Dr. Sibeck will discuss the THEMIS and ARTEMIS missions and their scientific accomplishments. He will also give an update on the Radiation Belt Storm Probes (RBSP), recently re-named the Van Allen Probes mission. The two RBSP satellites were launched in 2012 to study Earth’s radiation belts especially the plasma processes that produce very energetic ions and relativistic electrons. Dr. Sibeck will also discuss his interest in remotely sensing the magnetosphere with soft x-rays.
Abstract:
Launched nearly 5 years ago, the five identical THEMIS spacecraft targeted one of heliophysics’ most pressing research problems: the cause of geomagnetic substorms. Lining up in the Earth's magnetotail once each 4 days during the first two years of the mission, the spacecraft provided the observations needed to demonstrate that magnetic reconnection releases solar wind energy stored in the Earth's magnetotail, resulting in brilliant auroral displays, strong field-aligned currents into the Earth's ionosphere, and injections of energetic particles into the Van Allen radiation belts. Two of the spacecraft were then moved to lunar distance to form the ARTEMIS mission - tasked with determining the surface and interior magnetic field structure of the Moon, its plasma and magnetic field environment, and the nature of the lunar wake. The other three THEMIS spacecraft remain in near-Earth orbits, where they continue to make fundamental discoveries concerning the nature of storms/substorms, the radiation belts, and magnetopause physics. THEMIS and ARTEMIS will provide the outer boundary conditions for the recently launched Van Allen Probes and provide context by flying in formation with the forthcoming MMS mission.
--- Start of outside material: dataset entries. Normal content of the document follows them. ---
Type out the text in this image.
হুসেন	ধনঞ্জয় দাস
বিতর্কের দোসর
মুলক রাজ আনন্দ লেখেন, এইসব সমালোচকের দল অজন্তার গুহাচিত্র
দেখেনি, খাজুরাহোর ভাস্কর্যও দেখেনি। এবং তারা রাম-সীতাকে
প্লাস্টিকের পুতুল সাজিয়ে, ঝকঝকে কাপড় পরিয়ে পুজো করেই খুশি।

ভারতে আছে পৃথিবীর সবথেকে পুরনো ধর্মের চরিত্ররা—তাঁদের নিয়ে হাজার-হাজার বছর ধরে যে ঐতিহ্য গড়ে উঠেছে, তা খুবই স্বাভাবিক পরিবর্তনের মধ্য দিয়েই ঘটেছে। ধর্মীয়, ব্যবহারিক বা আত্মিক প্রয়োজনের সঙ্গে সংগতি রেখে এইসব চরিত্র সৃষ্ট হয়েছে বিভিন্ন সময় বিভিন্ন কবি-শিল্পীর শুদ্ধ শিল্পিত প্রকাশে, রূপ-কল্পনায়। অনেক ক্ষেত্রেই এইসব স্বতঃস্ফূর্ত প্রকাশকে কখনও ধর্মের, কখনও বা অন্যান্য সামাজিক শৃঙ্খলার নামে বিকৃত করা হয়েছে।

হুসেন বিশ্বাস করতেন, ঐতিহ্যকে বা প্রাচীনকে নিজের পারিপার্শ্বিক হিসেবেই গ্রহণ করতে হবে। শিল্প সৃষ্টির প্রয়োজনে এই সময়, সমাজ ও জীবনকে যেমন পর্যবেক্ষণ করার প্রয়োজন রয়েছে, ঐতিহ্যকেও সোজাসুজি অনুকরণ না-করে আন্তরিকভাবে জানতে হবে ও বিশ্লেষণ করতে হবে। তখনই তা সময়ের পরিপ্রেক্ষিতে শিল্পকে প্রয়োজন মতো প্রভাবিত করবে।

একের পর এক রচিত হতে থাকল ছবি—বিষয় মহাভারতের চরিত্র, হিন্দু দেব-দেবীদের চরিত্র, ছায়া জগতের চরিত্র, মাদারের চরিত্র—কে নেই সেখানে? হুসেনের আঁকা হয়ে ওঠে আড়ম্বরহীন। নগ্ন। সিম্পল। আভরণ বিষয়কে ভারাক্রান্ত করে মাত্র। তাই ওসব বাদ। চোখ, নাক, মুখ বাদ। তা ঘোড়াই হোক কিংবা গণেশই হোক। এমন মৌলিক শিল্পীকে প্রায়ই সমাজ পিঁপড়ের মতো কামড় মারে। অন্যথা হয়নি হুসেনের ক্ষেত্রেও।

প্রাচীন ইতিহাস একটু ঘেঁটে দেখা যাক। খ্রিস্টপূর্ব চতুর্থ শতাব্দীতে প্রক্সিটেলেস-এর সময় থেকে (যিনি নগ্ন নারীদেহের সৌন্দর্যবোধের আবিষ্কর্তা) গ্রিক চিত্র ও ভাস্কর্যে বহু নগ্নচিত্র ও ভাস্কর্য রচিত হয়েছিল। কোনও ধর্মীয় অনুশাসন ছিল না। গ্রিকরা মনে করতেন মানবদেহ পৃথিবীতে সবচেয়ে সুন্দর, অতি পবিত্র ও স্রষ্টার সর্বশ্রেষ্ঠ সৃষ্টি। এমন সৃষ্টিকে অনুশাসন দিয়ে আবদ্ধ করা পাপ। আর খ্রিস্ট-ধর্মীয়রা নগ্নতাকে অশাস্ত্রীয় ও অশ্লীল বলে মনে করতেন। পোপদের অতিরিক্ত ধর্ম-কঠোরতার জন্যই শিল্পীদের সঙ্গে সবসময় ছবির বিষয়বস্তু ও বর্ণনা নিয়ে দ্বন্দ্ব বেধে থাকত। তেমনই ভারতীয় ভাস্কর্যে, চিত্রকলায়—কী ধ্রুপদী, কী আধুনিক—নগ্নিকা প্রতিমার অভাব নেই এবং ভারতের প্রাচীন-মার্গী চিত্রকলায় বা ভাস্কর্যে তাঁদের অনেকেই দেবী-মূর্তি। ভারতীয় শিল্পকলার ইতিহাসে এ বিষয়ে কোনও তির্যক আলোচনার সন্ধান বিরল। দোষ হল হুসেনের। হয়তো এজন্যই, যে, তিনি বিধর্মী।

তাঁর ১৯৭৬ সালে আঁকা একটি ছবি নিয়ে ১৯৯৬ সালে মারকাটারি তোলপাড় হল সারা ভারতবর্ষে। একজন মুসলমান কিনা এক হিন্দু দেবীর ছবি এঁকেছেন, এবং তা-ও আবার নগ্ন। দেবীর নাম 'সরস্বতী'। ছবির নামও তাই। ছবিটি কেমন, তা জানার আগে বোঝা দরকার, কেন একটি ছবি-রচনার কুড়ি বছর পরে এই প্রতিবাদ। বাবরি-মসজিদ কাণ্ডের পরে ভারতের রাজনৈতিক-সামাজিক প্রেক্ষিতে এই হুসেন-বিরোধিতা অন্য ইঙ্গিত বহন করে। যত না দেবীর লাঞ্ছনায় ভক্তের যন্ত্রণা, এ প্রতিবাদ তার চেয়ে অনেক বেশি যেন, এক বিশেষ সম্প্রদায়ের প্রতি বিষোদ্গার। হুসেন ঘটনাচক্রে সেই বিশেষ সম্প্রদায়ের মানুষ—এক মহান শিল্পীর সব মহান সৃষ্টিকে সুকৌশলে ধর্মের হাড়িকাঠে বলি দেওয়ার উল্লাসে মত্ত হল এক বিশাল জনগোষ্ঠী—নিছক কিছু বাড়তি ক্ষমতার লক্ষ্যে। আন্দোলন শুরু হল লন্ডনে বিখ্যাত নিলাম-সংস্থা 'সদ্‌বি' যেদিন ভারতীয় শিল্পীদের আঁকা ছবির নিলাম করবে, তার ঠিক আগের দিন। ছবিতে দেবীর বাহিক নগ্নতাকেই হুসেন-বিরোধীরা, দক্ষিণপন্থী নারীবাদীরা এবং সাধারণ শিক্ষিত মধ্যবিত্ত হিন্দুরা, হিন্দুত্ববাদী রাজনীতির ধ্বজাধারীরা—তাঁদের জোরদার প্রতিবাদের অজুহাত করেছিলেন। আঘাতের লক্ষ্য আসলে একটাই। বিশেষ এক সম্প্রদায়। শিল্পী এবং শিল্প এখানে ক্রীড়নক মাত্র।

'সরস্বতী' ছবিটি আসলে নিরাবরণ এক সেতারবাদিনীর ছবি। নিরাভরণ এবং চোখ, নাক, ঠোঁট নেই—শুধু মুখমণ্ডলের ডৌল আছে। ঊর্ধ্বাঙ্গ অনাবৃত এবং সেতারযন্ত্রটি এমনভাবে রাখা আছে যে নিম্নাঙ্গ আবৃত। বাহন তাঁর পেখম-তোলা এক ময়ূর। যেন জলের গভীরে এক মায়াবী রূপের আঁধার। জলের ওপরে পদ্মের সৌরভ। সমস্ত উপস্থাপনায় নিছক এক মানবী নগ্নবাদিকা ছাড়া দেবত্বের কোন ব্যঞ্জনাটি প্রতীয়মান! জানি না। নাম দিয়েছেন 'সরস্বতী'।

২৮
Brief bibliographic sketch – Dr. David Sibeck:
Dr. David Sibeck has been at NASA Goddard Space Flight Center since 2002, after having worked at the Johns Hopkins Applied Physics Laboratory since 1985. He is the THEMIS project scientist, Van Allen Probes mission scientist, an MMS mission co-investigator, chairs the GEM steering committee, and recently became President-elect of AGU's SPA section. His research interests focus on in situ observations of the interaction of the solar wind with the dayside magnetosphere, but he has recently become an advocate of remotely imaging the dayside magnetosheath and cusp in soft x-rays. With the launch of the Van Allen Probes, his interests have also returned to the inner magnetosphere. He received the AGU's Macelwane award in 1992 and has published over 260 refereed scientific articles as author or co-author.